In 1970, the population of the world was 3.7 billion. Today, in the space of forty-two years, it has almost doubled to over 7 billion. In the two minutes it takes to read this article, another 300 people will have been added to the total.
Animals haven’t done so well. The London Zoological Society reports that almost a third of the world’s species have gone extinct in recent years. Researchers tracking 4000 species from 1970 to 2005 found that 25% of the land animals disappeared in that interval, 25% of the marine organisms, and 29% of those adapted to fresh water. Goodbye Golden Toad. Farewell Eastern Cougar.
Compared to 1970, New England is two degrees warmer than it used to be. According to the USDA’s temperature guides, winter lows are typically four degrees higher than they were back in the year the Beatles broke up. That might not sound so dire to Yankee farmers, but if you’re a polar bear, global warming is a bummer. The arctic ice cap, roughly the size of the continently United States, has annually been losing the equivalent of Massachusetts and Connecticut combined since the late 1970’s.
Since 1970, the Amazon rainforest has lost 745,289 square kilometers of tree cover, an area larger than the state of Texas (with most of that land clear cut to graze cattle). In the same span, glaciers in the Andes have shed about 20% of their volume (devastating not only for the environment but for the people who depend on the annual runoff for drinking and irrigation).
Meanwhile, the average size of a new home constructed in the United States has jumped to 2900 square feet, compared to just 1400 square feet back in 1970. Despite a considerable increase in hot air produced by politicians over the last four decades, it has not been enough to compensate for the BTU’s needed to heat the additional space.

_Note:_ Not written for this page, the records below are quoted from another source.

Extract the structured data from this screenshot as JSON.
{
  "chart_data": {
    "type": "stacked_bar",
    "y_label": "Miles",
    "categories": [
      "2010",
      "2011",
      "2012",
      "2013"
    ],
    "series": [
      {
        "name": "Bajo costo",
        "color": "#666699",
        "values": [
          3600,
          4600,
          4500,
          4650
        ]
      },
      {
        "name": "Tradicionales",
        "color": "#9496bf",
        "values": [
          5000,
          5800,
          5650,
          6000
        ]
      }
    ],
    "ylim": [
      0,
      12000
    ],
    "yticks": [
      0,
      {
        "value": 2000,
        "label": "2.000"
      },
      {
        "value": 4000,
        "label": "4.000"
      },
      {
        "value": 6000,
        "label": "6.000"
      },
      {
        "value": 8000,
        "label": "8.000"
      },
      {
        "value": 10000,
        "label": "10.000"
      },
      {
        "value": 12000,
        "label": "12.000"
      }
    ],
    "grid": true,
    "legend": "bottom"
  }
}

Unfortunately, many of our leaders are still living in the era of “Happy Days.” Few have been honest in facing up to the reality that human beings are pushing beyond the carrying capacity of the planet. Pay attention. How many elected representatives of either party this coming Earth Day will speak of climate change or the need for contraception and family planning? How many will ask us to alter our lifestyles or diets or to hang out the clothes instead of running the dryer? How many will propose a hefty tax on fossil fuels to encourage innovation and conservation? How many instead will make promises of endless economic expansion, “clean coal,” and ever higher standards of living?
Earth Day, then, was a moment for crunchy granola and batik. Earth Day now is a time for candor and courage. Four decades have elapsed, and despite local success stories—a river restored or a dam removed--things have not improved. The world is in peril. There is still time—barely—to save the planet. But there is no longer an instant to waste.